“Individual Marketing” Vs. Social CRM – or – Where’s the Business Model?

I think all of us have at one point asked ourselves – “Why is facebook valued at a gazillion dollars?”

And I’m sure we questioned in some ways deals like Google’s expensive buy of Youtube.

I’ll even admit to asking myself where the goldmine might be when it comes to monetizing social media.

I have pieced together some interesting ideas about this (a great argument around a lot of these points is made here, though with a lot of user-generated vulgarity).

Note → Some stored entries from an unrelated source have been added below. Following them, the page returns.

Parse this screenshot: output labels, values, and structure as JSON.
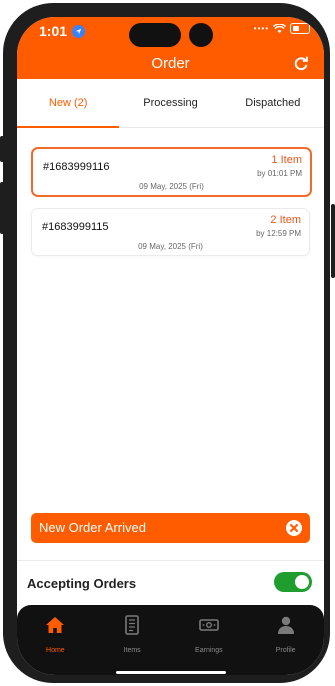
{
  "status_bar": {
    "time": "1:01"
  },
  "header": {
    "title": "Order"
  },
  "tabs": [
    {
      "label": "New (2)",
      "active": true
    },
    {
      "label": "Processing",
      "active": false
    },
    {
      "label": "Dispatched",
      "active": false
    }
  ],
  "orders": [
    {
      "id": "#1683999116",
      "items": "1 Item",
      "by": "by 01:01 PM",
      "date": "09 May, 2025 (Fri)",
      "selected": true
    },
    {
      "id": "#1683999115",
      "items": "2 Item",
      "by": "by 12:59 PM",
      "date": "09 May, 2025 (Fri)",
      "selected": false
    }
  ],
  "toast": {
    "text": "New Order Arrived"
  },
  "accepting": {
    "label": "Accepting Orders",
    "enabled": true
  },
  "nav": [
    {
      "label": "Home",
      "icon": "home-icon",
      "active": true
    },
    {
      "label": "Items",
      "icon": "items-icon",
      "active": false
    },
    {
      "label": "Earnings",
      "icon": "earnings-icon",
      "active": false
    },
    {
      "label": "Profile",
      "icon": "profile-icon",
      "active": false
    }
  ],
  "colors": {
    "accent": "#ff5c00",
    "toggle_on": "#1f9d2f",
    "nav_bg": "#111111"
  }
}
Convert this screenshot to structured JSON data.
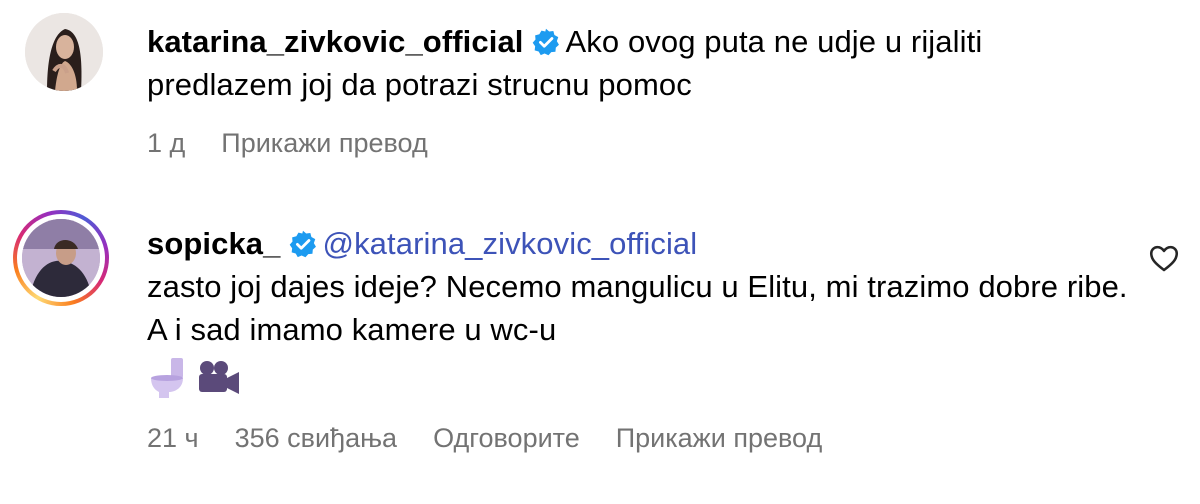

I do feel that in the tech world’s mad dash to first understand, and then monetize web 2.0 concepts, they ignored some of the success stories. While there is a lot of potential inside social media, twitter, etc. for businesses to unlock, there are an awful lot of individual benefits as well.

I am not necessarily talking about the clown who has a million-hit Youtube video of his dog attacking his shoe. I am talking about the individuals who have created valuable, revenue-generating networks for themselves using entirely free platforms. Those consultants or other types with thousands of Twitter followers, boatloads of facebook friends – who have used these connections for work and other gain. The web 2.0 world offers almost more potential for the individual to market himself versus a corporation or a brand.

With an individual – the conversation is pretty clear and tends to be consistent. With many individuals acting on behalf of a brand, gaps will exist. Not that brands haven’t managed this well, I would simply argue it takes more work.

The great thing about CRM’s role in all this – it need not find a business model in the mix. CRM vendors already have one – selling their software. So, by adding these tools to existing products it becomes a nice value add – not a core business driver. It’s a good situation to be able to leverage major trends without worrying about making money off of them.

One thought on ““Individual Marketing” Vs. Social CRM – or – Where’s the Business Model?

  1. Good comments, Martin!

    I think that people value the online conversation as much as the personal brand marketing. The tremendous value in meeting online is that we are so much more connected to people who are able to sharpen our own skills and abilities with like minded individuals. This strength is also a weakness, however, when used to the exclusion of others who might help us form our ideas and innovations!

    True friends – and valued associates – are those who know when to say “no” or “here’s something else to consider…” If our network is too closed, then we surround ourselves with “yes”-men; of what value is their agreement if they never disagree?

    Thank you for your posting, again; you’re right on track!